Pacific Northwest Lodge with Spa, Golf Course, and Private Beach Access
Because it’s accessible via a private, spruce-lined drive, exploring the 350-acre wooded property of Salishan Spa & Golf Resort is a memorable experience all its own. When the resort was built in 1965, original owner John D. Gray wanted it to match the beauty of its knockout setting, where the surrounding forests meet the Pacific beaches. The result is a hotel interior that incorporates native stone, intricate woodwork, hand-blown glass, and contemporary artwork from more than 100 regional artists.
Vaulted ceilings and floor-to-ceiling windows give guest rooms a spacious feel. Private balconies overlook Siletz Bay, the forest, or the resort’s spectacular 18-hole golf course, which was redesigned by renowned architect and PGA pro Peter Jacobsen. Old-growth timber flanks the front nine, and links-style fairways weave through the back nine. After a round of golf or a tennis match, you'll have five dining options, ranging from the onsite deli to the newly renovated Prime Steakhouse with one of the Oregon’s largest wine cellars.
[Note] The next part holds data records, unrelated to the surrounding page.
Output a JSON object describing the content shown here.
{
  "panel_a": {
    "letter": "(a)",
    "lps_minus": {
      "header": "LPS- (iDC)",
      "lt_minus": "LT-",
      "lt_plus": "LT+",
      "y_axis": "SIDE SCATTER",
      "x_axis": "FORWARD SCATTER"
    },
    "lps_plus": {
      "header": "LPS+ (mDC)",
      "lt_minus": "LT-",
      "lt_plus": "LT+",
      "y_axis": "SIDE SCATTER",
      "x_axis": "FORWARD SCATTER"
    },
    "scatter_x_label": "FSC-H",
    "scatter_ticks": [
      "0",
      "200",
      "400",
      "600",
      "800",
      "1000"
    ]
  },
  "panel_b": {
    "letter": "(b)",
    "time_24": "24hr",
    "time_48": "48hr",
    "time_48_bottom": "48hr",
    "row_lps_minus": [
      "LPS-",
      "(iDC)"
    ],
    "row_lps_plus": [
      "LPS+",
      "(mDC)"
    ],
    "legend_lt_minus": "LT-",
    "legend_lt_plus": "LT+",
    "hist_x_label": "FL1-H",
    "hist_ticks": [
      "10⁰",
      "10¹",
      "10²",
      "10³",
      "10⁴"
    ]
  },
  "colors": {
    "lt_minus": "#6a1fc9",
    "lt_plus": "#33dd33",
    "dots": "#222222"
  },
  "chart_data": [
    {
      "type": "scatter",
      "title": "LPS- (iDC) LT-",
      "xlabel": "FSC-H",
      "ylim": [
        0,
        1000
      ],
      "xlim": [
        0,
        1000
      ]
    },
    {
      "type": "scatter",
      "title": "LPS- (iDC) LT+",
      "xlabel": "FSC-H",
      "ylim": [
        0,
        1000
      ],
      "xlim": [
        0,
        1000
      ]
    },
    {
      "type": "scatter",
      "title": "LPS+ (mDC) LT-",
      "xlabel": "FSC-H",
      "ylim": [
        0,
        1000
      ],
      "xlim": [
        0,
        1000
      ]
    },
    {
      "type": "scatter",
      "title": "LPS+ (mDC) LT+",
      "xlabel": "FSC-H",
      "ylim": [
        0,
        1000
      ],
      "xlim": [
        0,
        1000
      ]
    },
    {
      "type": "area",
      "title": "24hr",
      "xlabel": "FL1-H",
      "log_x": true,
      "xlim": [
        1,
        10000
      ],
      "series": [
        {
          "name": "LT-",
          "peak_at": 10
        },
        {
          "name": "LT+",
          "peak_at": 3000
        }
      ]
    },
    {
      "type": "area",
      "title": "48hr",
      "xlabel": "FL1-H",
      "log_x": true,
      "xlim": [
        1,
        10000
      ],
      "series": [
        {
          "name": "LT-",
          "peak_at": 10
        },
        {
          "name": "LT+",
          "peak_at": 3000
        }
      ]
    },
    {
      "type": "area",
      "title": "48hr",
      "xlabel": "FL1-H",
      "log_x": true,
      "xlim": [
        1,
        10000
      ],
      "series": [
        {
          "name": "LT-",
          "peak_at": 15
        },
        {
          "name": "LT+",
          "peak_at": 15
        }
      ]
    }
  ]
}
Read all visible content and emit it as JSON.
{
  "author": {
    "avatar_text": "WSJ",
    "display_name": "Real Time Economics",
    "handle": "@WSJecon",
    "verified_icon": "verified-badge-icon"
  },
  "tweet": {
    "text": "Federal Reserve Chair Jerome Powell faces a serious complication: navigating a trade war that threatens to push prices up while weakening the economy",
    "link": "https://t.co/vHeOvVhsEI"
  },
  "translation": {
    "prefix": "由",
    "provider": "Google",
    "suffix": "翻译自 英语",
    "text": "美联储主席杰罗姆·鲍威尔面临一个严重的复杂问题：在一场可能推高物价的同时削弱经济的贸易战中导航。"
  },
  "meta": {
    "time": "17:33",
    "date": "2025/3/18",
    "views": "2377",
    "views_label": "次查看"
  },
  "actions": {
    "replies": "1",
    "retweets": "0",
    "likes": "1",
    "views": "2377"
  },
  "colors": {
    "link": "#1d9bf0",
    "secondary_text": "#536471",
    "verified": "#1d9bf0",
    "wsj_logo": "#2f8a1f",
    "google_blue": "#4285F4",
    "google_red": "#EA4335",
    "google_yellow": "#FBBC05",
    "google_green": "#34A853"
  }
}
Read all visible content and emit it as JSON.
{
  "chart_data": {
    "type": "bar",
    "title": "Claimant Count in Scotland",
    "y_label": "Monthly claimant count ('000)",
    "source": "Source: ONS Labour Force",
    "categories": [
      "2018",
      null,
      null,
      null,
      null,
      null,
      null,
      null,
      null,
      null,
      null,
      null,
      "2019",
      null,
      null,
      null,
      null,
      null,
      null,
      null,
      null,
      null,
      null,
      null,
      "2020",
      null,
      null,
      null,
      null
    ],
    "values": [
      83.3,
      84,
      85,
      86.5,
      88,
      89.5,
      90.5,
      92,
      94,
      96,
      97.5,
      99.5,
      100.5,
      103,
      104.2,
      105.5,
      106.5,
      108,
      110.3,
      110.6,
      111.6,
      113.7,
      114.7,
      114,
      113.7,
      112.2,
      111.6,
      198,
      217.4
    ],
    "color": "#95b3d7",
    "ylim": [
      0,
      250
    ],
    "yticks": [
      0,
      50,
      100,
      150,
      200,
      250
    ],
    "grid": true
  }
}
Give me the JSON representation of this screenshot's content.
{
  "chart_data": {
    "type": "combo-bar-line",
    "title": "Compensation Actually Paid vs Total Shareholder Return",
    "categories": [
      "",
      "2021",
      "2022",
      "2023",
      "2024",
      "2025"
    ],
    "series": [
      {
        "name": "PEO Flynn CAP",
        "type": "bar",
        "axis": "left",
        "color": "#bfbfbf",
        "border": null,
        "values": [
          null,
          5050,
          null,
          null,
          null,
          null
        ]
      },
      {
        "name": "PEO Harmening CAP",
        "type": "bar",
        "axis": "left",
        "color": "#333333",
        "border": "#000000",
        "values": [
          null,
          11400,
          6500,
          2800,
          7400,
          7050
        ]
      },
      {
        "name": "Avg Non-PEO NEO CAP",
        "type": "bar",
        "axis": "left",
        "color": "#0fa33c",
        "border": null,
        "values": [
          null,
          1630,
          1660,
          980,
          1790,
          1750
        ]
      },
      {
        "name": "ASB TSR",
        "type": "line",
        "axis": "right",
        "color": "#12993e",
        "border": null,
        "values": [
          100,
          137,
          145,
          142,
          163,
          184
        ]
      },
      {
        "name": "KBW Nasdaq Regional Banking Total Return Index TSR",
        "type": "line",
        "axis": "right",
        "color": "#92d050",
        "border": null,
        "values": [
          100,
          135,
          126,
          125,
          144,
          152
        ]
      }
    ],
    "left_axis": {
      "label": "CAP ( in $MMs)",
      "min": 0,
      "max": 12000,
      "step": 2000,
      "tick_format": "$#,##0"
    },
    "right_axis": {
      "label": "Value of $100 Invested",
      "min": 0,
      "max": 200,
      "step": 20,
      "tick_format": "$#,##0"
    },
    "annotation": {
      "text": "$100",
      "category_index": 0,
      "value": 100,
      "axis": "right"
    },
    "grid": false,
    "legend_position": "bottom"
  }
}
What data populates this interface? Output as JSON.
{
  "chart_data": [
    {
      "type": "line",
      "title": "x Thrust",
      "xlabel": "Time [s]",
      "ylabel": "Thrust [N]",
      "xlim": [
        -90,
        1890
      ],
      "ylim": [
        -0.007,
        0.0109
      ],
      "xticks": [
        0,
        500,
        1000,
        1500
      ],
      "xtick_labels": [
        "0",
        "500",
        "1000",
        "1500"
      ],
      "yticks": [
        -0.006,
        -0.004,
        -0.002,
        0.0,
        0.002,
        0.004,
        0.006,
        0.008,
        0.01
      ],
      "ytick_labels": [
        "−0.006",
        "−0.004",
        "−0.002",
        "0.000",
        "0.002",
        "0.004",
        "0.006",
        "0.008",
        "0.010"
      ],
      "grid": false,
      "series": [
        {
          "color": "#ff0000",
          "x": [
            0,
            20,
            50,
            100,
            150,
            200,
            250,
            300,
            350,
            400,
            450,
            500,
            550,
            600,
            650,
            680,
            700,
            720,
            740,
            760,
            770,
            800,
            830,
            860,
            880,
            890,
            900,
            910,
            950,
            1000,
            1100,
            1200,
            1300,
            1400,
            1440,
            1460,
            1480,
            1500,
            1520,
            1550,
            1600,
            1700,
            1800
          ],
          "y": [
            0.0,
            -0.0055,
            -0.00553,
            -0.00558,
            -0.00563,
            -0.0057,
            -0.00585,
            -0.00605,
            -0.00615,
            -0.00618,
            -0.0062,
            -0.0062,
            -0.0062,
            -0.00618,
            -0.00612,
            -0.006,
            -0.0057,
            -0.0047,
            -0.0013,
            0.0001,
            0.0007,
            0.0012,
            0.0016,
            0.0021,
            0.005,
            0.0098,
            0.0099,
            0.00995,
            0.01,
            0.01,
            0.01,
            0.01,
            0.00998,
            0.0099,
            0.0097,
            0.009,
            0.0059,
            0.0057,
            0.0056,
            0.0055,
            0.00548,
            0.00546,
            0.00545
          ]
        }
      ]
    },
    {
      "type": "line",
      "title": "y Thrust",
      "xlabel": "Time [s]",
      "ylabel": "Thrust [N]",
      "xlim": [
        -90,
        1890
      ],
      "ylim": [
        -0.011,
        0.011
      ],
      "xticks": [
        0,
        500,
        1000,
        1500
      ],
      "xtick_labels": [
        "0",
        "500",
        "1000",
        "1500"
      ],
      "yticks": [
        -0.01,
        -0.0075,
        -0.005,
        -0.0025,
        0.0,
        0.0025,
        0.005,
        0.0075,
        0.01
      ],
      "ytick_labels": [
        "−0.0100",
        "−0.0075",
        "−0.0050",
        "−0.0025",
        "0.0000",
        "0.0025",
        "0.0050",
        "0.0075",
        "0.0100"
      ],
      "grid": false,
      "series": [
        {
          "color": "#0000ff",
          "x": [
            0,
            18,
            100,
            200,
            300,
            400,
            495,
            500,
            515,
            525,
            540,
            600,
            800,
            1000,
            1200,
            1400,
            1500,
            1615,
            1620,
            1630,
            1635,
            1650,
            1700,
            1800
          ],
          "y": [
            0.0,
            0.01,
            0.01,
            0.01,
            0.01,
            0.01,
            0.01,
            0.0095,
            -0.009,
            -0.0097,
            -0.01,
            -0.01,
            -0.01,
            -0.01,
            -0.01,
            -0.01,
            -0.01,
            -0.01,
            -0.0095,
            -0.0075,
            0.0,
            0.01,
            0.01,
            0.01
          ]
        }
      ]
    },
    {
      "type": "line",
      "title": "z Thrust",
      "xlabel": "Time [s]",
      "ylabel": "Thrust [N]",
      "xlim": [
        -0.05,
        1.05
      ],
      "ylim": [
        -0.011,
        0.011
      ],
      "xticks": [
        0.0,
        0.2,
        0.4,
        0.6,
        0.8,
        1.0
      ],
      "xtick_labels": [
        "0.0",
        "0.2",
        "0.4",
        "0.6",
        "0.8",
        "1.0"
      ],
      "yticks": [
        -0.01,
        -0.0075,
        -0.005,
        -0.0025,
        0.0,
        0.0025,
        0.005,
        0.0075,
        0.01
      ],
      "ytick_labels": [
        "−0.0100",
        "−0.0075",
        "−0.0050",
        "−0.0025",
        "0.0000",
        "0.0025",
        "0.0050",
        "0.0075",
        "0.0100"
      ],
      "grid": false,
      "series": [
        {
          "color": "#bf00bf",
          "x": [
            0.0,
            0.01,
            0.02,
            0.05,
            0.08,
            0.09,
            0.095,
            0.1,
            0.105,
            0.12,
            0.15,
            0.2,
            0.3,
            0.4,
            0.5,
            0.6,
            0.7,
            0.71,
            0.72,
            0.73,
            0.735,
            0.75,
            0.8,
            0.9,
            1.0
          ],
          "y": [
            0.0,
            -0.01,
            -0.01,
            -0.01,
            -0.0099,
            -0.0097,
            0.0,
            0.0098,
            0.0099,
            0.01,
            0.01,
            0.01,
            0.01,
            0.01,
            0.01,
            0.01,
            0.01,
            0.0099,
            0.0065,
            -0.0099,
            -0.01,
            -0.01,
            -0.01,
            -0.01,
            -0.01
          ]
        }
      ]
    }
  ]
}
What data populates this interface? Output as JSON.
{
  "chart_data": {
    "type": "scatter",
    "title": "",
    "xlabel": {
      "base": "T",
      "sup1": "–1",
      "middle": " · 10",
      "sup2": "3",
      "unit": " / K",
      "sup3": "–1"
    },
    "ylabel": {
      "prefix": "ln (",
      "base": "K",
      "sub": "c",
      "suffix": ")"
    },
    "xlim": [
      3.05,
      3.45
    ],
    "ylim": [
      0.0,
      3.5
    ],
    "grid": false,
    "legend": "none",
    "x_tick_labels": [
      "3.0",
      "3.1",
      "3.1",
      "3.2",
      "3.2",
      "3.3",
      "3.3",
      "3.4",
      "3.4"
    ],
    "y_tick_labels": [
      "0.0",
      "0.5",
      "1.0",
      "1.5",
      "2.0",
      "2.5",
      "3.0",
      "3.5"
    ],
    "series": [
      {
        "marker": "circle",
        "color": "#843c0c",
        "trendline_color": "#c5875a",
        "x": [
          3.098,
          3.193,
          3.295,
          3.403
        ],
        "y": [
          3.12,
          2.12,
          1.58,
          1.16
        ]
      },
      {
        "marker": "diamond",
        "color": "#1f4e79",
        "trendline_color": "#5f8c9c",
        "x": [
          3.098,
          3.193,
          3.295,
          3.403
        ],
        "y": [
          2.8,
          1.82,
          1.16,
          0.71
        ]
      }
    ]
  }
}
Salishan's spa is also a destination in its own right. Ranked No. 13 on the list of the Top 250 Spas by Condé Nast Traveler readers, the full-service facility offers facials, massages, and professional hair, nail, and waxing treatments. Even if you only stop by for a quick sweat in the sauna, be sure to stop by the spa's alfresco lounge area for the incredible bay views.
Gleneden Beach, Oregon: Small Coastal Community Set amid Beachfront State Parks
Located on the central stretch of Oregon's 363-mile coastline, Gleneden Beach is only slightly larger than the resort itself. The tiny windswept town is home to two annual kite festivals and is a good spot for testing the holding power of one’s hairspray. The town is situated between two larger coastal cities, Newport and Lincoln City, both ideal spots for beachcombing, whale watching, and browsing in boutiques and bookstores. At Newport’s Oregon Coast Aquarium, you can see where harbor seals, otters, and sea lions frolic in their natural habitats. A 200-foot underwater tunnel at the aquarium provides near 360-degree views of sharks, giant octopi, and other creatures of the deep.